Tuesday, November 1, 2011

Confused

As I tried to write this blog post last night I couldn't figure out what the three paths of yoga were or where I could find them. I read and reread the first twelve chapters of the Gita to no avail. I obviously skipped over the commentary because upon looking back at it, it clearly told me that the Bhagavad-Gita is divided into three sets of 6 chapters each dealing with a different path of yoga. The first six chapters or yogas as they are called represent action. The next six are known as Bhakti and deal with devotion. The final six, known as Jnana, deal with intellect. Each of these paths is a means of reaching towards the divine in an attempt to reach an ultimate consciousness or union with God. 

I find myself to resonate most with Jnana Yoga or the pursuit of the divine through intellect. So much of my spiritual journey since arriving at Baylor has been an intellectual pursuit. My introduction to philosophy, to the cave, and to Plato and Aristotle diverted me off the path that I had arrived here on and showed to me that other ideas exist. I could no longer put God in a box or even conceptualize anything resembling the old man with a flowing white beard imagery that I had been presented my whole life. As I delved deeper into my studies I began to find traces of the divine in everything. In music and art, in a well written line and a well spoken sentence, in suffering and pain, I began to see something greater behind all of it. I could no longer claim that any particular group had a monopoly on truth, that seemed an ignorant approach. I have much too logical and analytical of a mind to just accept that a singular path works for all people. I have not yet read fully the chapters dealing with Jnana however I sense that I will pull a great deal of wisdom from them. 

I'm Back

I never would have imagined in the beginning of the semester that after having not done yoga for over two weeks I would long for it. Even after several classes the thought of longing for physical yoga practice did not seem like it would be in the cards. I have however been doing exactly that. Before I had surgery I had been in the habit of doing several poses on almost a daily basis and then just as soon as it started it seemed as if my new found practice had been taken away. During that time I started to see how the practice of yoga had an effect on my daily life. For instance when my mind is going a million directions in the same instant and I've decided I need to concentrate I usually will spend five minutes doing a shoulder stand and emerge from it centered and ready to conquer whatever I need to do. That was something that I had been doing almost everyday and for two weeks I couldn't do that or most anything else. 

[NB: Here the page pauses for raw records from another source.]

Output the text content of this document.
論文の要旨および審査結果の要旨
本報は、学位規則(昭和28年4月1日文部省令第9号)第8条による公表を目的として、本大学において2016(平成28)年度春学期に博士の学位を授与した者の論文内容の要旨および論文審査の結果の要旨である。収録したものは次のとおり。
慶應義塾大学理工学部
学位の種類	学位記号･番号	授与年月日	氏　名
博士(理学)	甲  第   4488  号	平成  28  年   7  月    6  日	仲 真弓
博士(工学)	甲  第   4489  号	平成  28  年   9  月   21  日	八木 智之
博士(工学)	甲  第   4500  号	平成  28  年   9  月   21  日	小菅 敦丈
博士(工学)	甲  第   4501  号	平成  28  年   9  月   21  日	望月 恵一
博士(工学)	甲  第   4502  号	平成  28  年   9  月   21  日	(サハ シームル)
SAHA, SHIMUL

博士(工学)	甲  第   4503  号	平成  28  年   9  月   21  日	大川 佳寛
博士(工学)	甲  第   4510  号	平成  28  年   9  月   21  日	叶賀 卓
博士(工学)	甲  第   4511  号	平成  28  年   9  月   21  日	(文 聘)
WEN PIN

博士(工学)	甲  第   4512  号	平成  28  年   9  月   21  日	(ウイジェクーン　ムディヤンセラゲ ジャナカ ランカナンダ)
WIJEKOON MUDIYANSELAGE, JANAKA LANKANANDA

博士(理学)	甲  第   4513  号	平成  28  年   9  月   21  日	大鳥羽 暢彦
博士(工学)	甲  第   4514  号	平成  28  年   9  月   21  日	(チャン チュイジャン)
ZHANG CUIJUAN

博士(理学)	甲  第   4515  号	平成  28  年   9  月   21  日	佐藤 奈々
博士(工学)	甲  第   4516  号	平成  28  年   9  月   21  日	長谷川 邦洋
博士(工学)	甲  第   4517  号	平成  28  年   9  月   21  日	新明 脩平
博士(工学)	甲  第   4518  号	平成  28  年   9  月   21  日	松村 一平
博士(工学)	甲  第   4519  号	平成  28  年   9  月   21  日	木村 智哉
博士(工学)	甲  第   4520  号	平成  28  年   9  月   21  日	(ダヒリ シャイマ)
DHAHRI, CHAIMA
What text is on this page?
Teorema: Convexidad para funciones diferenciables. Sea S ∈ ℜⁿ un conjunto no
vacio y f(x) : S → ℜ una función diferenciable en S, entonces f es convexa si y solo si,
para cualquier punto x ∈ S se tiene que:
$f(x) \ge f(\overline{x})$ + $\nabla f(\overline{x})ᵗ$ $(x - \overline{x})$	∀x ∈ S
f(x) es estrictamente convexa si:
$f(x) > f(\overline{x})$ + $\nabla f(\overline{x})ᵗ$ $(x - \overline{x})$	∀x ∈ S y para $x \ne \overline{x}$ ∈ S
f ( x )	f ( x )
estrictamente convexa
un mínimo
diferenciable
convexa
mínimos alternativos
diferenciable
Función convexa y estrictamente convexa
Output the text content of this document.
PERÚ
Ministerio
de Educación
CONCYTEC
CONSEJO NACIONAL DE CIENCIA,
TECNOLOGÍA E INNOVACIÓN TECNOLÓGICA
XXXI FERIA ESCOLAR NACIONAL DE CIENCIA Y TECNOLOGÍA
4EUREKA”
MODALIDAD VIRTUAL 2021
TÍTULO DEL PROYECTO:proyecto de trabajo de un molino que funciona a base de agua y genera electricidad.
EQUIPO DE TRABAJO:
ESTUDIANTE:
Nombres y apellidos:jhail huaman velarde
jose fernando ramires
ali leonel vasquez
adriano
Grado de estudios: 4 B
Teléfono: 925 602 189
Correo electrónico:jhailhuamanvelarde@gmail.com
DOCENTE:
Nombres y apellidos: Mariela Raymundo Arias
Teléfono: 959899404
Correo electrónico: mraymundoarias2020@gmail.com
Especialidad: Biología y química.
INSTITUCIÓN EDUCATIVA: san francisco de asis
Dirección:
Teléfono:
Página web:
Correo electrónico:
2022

Thankfully that period is over now and I'm back. I have slowly been easing my way back in to my yoga practice, avoiding things they may pull at my stitches. I can do shoulder stand and have been practicing some variations that I found in Light on Yoga such as Salamba Sarvangasana II & Niralamba Sarvangasana I & II. These poses add a whole new degree of difficulty. Salamba Sarvangasana really stretched out my hands and my wrists (which I probably should do more of in other poses) and Niralamba Sarvangasana II has really been testing my balance and shoulder/neck strength. 

A problem I have come across is stretching the tops of my feet. I cannot sit in Hero's Pose comfortably for instance. My feet just don't like to bend at all. Any suggestions on what I can do to work on those?